Further considerations:
- We propose a range of values for the upper limit of $N$. This is because the limit will depend on how the model is used. Higher $N$ can be used for one-off modelling rather than learning hyperparameters through repeated likelihood evaluation.
- Above these limits, it is worth considering the use of a GP as a wrapper for a deep learning model (Sun et al., 2022). In this case, a deep learning model can be trained on a large subset of the data. The inputs to the GP can be the output from the deep learning model or their residuals. The GP could also be used to refine the predictions for specific locations in the input feature space using held-out data. This will then yield uncertainties which can be used for uncertainty quantification, active learning, etc.. $^{\dagger}$
- It may be acceptable to work in the top end of the dimension range if only a few dimensions are doing most of the predictive work. Furthermore, it is also possible to select or generate a set of lower dimensional features to feed into the model using decision trees such as Random Forests or dimensionality reduction methods such as Principal Component Analysi (Binois and Wycoff, 2022).
- For large datasets (see Step 5), two approaches are possible.
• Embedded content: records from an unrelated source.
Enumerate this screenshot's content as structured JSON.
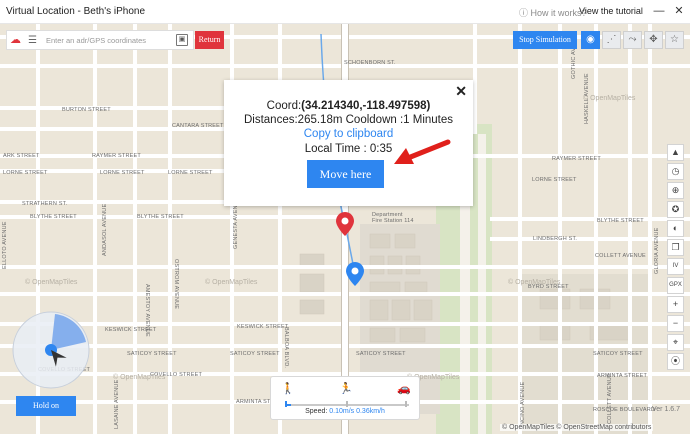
{
  "window": {
    "title": "Virtual Location - Beth's iPhone",
    "how_it_works": "How it works?",
    "tutorial": "View the tutorial"
  },
  "toolbar": {
    "search_placeholder": "Enter an adr/GPS coordinates",
    "return_label": "Return",
    "stop_label": "Stop Simulation"
  },
  "popup": {
    "coord_prefix": "Coord:",
    "coord_value": "(34.214340,-118.497598)",
    "distance": "Distances:265.18m Cooldown :1 Minutes",
    "copy": "Copy to clipboard",
    "local_time": "Local Time : 0:35",
    "move_button": "Move here",
    "close": "✕"
  },
  "hold_button": "Hold on",
  "speed": {
    "label": "Speed:",
    "value": "0.10m/s 0.36km/h"
  },
  "map": {
    "streets": [
      "SCHOENBORN ST.",
      "BURTON STREET",
      "CANTARA STREET",
      "RAYMER STREET",
      "LORNE STREET",
      "KITTRIDGE STREET",
      "STRATHERN ST.",
      "BLYTHE STREET",
      "LINDBERGH ST.",
      "BYRD STREET",
      "KESWICK STREET",
      "SATICOY STREET",
      "COVELLO STREET",
      "ARMINTA STREET",
      "ROSCOE BOULEVARD"
    ],
    "avenues": [
      "GOTHIC AVENUE",
      "HASKELL AVENUE",
      "GENESTA AVENUE",
      "BALBOA BLVD.",
      "AMESTOY AVENUE",
      "OSTROM AVENUE",
      "ANDASOL AVENUE",
      "ENCINO AVENUE",
      "COLLETT AVENUE",
      "GLORIA AVENUE",
      "LASAINE AVENUE"
    ],
    "labels": [
      "Department Fire Station 114"
    ],
    "watermark": "© OpenMapTiles",
    "attribution": "© OpenMapTiles © OpenStreetMap contributors",
    "version": "Ver 1.6.7"
  },
  "side_tools": [
    "maps-icon",
    "history-icon",
    "pin-icon",
    "compass-icon",
    "toggle-icon",
    "copy-icon",
    "IV",
    "GPX",
    "zoom-in",
    "zoom-out",
    "locate-icon",
    "location-pin-icon"
  ],
  "colors": {
    "accent": "#2e86f0",
    "return": "#e0343c",
    "map_bg": "#ece6d9",
    "street": "#ffffff"
  }
}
In the first case, the data can be divided into chunks, independent GPs or `GP experts’ applied are then to each part and predictions are made using a (robust) Bayesian Committee Machine (Tresp, 2000; Deisenroth and Ng, 2015}. In the second case and conditional on specific structure, scaling GP methods can be also applied.
$^{\dagger}$ If the models are not trained jointly, the procedure will result in overfitting and the residuals will go to zero with the GP collapsing to 0 uncertainty. If the GP is fit on the training data (and not the just the held-out data) using a neural network will be more likely to result in overfitting since the model might fit the data perfectly even before applying the GP.